One of the most remarkable qualities of the breast cancer community is its willingness to help others who are facing the disease today or might in the future. Millions of people in our community now have the opportunity to do that, and in my view, it's a game-changer.
The app I'm referring to, introduced today at the Apple Spring Forward event, has a fairly long name: Share the Journey: Mind, Body and Wellness after Breast Cancer Treatment. But it has a very simple goal: to help millions of people understand and manage effects of their breast cancer treatment, while contributing to a body of knowledge that can smooth the journeys of those to follow.

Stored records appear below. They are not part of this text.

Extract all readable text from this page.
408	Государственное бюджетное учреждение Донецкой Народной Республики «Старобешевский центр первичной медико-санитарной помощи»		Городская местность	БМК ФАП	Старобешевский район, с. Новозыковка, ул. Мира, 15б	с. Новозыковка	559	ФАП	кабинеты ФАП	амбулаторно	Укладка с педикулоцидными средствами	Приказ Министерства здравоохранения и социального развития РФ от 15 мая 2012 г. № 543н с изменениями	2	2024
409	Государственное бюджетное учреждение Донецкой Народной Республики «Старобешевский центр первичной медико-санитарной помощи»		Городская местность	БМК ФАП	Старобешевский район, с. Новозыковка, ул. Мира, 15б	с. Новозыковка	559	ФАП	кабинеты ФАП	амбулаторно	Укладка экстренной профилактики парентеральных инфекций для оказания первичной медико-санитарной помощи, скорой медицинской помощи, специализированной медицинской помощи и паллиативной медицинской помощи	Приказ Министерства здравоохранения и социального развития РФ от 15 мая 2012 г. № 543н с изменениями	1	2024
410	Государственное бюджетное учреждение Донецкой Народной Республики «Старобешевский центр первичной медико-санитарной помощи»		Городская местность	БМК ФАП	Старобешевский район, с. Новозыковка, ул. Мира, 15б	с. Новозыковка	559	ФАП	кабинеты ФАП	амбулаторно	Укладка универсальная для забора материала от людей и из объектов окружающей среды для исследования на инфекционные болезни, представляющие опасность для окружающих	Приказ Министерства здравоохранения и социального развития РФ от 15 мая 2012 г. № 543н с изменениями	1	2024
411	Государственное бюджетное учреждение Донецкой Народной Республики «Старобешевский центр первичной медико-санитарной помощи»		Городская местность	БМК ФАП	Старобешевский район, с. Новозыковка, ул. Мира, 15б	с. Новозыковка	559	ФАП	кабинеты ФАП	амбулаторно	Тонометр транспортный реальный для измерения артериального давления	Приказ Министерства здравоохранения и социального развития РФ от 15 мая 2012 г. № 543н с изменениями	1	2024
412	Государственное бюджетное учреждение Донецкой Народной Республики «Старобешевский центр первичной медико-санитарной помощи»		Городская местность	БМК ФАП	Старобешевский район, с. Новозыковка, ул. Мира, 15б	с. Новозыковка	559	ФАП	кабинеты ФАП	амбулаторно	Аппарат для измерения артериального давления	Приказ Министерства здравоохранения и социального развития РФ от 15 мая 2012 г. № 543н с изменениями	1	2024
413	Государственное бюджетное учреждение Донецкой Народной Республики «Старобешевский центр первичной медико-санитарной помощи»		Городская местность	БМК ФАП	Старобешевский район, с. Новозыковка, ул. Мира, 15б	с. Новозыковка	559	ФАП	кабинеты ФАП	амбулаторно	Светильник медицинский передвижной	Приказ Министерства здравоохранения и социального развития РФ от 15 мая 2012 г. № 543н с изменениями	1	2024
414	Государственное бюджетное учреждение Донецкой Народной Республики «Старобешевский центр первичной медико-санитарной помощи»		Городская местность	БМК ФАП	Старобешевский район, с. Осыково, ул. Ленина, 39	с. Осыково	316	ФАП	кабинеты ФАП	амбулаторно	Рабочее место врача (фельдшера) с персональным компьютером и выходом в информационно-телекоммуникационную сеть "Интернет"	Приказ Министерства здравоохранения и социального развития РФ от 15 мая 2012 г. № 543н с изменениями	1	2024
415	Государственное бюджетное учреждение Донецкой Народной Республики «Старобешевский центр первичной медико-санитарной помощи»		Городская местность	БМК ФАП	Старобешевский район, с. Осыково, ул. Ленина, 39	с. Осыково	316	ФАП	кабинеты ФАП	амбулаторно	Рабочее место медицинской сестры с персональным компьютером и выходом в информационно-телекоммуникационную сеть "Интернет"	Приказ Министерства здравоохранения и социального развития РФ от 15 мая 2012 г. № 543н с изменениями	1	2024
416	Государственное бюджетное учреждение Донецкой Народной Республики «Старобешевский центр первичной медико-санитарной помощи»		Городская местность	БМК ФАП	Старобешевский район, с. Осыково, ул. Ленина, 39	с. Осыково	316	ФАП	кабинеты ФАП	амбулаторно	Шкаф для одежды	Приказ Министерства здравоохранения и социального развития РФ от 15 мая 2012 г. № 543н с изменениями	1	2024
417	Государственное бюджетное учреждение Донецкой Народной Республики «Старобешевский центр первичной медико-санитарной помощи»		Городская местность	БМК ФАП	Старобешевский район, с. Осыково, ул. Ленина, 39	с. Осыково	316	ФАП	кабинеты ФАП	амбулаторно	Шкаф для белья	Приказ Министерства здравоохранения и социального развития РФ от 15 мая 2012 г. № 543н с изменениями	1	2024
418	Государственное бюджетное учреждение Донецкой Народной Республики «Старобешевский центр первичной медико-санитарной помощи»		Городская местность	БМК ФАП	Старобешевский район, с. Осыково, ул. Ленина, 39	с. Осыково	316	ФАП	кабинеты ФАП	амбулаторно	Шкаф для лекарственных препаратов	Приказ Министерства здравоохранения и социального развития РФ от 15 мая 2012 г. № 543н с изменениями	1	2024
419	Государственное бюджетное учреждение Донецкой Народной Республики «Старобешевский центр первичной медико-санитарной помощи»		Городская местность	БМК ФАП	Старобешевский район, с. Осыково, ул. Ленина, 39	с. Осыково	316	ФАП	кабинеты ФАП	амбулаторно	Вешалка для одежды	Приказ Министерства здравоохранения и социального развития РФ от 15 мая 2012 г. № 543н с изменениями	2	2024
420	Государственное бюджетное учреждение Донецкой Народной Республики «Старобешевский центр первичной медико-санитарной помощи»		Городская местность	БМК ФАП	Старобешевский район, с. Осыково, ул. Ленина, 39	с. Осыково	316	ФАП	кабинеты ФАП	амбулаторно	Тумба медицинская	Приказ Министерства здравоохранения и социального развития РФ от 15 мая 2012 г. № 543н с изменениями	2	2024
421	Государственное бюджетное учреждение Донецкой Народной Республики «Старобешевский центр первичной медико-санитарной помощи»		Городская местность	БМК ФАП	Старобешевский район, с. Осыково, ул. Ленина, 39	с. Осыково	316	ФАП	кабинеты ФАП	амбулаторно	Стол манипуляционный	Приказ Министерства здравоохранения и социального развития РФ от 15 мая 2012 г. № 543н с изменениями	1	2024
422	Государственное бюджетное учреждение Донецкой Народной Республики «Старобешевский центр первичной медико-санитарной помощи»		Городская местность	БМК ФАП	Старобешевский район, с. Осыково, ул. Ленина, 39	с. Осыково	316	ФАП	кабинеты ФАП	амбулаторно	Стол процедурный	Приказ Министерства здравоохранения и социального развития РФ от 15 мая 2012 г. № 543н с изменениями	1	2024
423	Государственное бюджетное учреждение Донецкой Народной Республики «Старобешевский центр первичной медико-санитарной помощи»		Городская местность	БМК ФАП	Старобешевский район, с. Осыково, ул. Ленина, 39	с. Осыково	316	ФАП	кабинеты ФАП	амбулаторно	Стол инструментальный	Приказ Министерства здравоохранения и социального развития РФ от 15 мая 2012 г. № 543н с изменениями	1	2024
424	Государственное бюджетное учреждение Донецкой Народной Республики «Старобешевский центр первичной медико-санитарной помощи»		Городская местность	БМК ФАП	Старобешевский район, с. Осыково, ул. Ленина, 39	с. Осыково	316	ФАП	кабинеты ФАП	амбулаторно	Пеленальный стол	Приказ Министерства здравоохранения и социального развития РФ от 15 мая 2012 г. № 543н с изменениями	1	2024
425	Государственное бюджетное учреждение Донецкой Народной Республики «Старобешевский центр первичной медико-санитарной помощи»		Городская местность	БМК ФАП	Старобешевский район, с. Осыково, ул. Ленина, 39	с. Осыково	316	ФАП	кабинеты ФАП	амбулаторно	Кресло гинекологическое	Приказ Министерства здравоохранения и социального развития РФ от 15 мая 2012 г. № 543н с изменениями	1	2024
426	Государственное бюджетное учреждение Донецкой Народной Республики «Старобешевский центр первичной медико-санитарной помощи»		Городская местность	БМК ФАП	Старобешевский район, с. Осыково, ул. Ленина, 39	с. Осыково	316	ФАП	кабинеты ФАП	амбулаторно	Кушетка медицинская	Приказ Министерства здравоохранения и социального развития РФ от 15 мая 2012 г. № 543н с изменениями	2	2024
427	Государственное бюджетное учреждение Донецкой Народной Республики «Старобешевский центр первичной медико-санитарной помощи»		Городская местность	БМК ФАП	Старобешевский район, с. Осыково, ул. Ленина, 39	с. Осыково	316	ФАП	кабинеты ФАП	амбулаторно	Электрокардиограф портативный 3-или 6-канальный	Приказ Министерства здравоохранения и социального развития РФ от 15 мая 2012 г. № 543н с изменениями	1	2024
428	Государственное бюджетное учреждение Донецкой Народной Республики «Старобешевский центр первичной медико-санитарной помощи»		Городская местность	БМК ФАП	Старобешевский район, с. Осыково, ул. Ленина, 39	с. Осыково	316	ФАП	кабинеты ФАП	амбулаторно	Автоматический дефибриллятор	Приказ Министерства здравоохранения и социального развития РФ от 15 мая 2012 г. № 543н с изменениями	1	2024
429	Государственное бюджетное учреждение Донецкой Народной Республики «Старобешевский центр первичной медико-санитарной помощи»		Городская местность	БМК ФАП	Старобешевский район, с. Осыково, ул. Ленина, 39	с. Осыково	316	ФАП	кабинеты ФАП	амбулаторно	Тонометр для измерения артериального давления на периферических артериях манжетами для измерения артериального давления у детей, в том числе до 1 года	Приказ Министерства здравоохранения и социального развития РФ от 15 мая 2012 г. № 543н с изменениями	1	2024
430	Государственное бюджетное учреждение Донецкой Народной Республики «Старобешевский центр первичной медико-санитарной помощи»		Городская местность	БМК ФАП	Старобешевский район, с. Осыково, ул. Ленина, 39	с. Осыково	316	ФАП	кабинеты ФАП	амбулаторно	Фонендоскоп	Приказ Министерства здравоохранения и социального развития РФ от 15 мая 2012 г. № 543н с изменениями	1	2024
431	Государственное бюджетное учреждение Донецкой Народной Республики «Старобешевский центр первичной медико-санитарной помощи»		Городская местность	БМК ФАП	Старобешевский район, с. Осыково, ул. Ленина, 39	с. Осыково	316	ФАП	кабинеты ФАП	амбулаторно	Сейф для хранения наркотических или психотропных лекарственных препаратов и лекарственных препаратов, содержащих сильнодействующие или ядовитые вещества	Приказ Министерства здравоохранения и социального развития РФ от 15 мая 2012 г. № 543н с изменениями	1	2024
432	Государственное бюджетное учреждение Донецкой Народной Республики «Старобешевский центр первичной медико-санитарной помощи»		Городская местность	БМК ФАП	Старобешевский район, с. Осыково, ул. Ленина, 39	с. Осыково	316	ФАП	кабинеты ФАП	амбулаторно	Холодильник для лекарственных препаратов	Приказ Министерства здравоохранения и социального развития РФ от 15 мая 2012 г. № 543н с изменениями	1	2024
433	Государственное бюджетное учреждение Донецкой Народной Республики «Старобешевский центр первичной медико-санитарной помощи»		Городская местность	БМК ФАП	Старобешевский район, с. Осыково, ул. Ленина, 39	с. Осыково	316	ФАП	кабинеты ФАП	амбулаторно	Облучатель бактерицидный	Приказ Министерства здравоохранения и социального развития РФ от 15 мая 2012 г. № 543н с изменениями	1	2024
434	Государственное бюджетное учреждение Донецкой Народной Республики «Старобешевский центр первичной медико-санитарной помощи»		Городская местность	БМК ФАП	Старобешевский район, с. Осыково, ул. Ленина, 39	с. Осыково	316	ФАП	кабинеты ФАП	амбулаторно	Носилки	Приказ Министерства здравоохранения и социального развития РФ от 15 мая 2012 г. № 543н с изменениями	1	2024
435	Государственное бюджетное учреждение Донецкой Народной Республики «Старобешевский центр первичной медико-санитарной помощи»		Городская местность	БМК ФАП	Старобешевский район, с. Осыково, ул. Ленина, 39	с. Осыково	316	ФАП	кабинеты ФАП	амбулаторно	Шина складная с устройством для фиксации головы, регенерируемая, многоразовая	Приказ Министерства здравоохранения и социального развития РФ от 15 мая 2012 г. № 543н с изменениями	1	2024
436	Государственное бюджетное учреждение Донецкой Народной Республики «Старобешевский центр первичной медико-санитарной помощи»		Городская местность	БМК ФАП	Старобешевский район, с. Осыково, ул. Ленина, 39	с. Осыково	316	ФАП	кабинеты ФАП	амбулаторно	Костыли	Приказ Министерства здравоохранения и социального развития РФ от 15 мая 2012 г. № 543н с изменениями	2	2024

Like so many groundbreaking developments in science, this app started with a simple observation. Dr. Andrew Trister, a Seattle radiation oncologist, often treated breast cancer patients who told him they were experiencing confusing symptoms after completion of their treatments. Many were having trouble sleeping, experiencing mood swings, fatigue and cognitive problems. In numerous cases, these symptoms were affecting their ability to work or care for their families.
They also told him they felt out on a ledge, without support. And since there were few good, large studies that addressed these specific issues, many physicians felt (and still feel) unequipped to help their patients in meaningful ways.
Dr. Trister saw the opportunity to change the story for women and men with breast cancer. He reached out to Dr. Stephen Friend, president of Sage Bionetworks, a Seattle-based nonprofit biomedical research organization, who also wanted to help. And the Share the Journey app was born.
With funding from the Robert Wood Johnson Foundation, Friend and Trister enlisted the expertise of nationally recognized cancer researchers: Dr. Patricia Ganz of UCLA, Dr. Ann Partridge of Dana-Farber (both members of our Komen Scholars advisory panel), and exercise expert Kathryn Schmitz, Ph.D., MPH, of the University of Pennsylvania.
These experts also worked with Dr. Susan Love (who with Komen and the Young Survival Coalition introduced the Health of Women Study (HOW) in 2013 to track people after treatment), and Dr. Judy Garber of Dana-Farber, another of our Komen Scholars.
I mention the Komen connection because we're very proud that we've been asked to help spread the word and enlist participation in the HOW study and this one - along with many of our partners in the Metastatic Breast Cancer Alliance: breastcancer.org, the Avon Foundation for Women, and the Dr. Susan Love Research Foundation.
To that end, I'm asking our community to download - and use - the Share the Journey app, available in the iTunes store at this link.
When you do, you'll be encouraged to keep a personal diary and use the app to track five of the most common after-effects of breast cancer treatment: fatigue, sleep issues, cognitive issues, mood and exercise.
Data from the app can be collected, in a completely confidential way, for important studies that will give researchers the information they need to identify patterns and make recommendations on how we can ease the after-effects of breast cancer treatments.
The benefits are two-fold: By keeping a consistent diary, you may see patterns that you might not have noticed before. You may find out, for example, that on days you do yoga, you feel better. Or on days when you don't exercise, you feel fatigued. This information can help you set personal goals and strategies that can improve your well-being.
Of course, the potential benefits to medical science are huge. When we can get a very large global community of women reporting their symptoms, we can get a better understanding of what women actually go through after treatments. This gives us better insights into what's causing these symptoms, and will help develop recommendations - based on scientific evidence - to improve quality of life.
I've long been an advocate for the use of data carefully obtained from patients to help solve important issues in medical science. My hope is that the collaboration of breast cancer organizations, and the input of millions of women and men in our community, will lead to better, targeted, "person-centered" care for breast cancer patients, even as we continue to fund medical research for better treatments, cures and prevention of this disease.
This is an opportunity for anyone experiencing symptoms - and even those who are not - to do something for themselves, and help others.
Share the Journey is open to women in the U.S. between the ages of 18 and 80, with or without a history of breast cancer. A Spanish-language version of the app and efforts to expand the study to additional areas around the world are under development. Sage Bionetworks and its collaborators are also working to extend the study to include men who have been treated for breast cancer.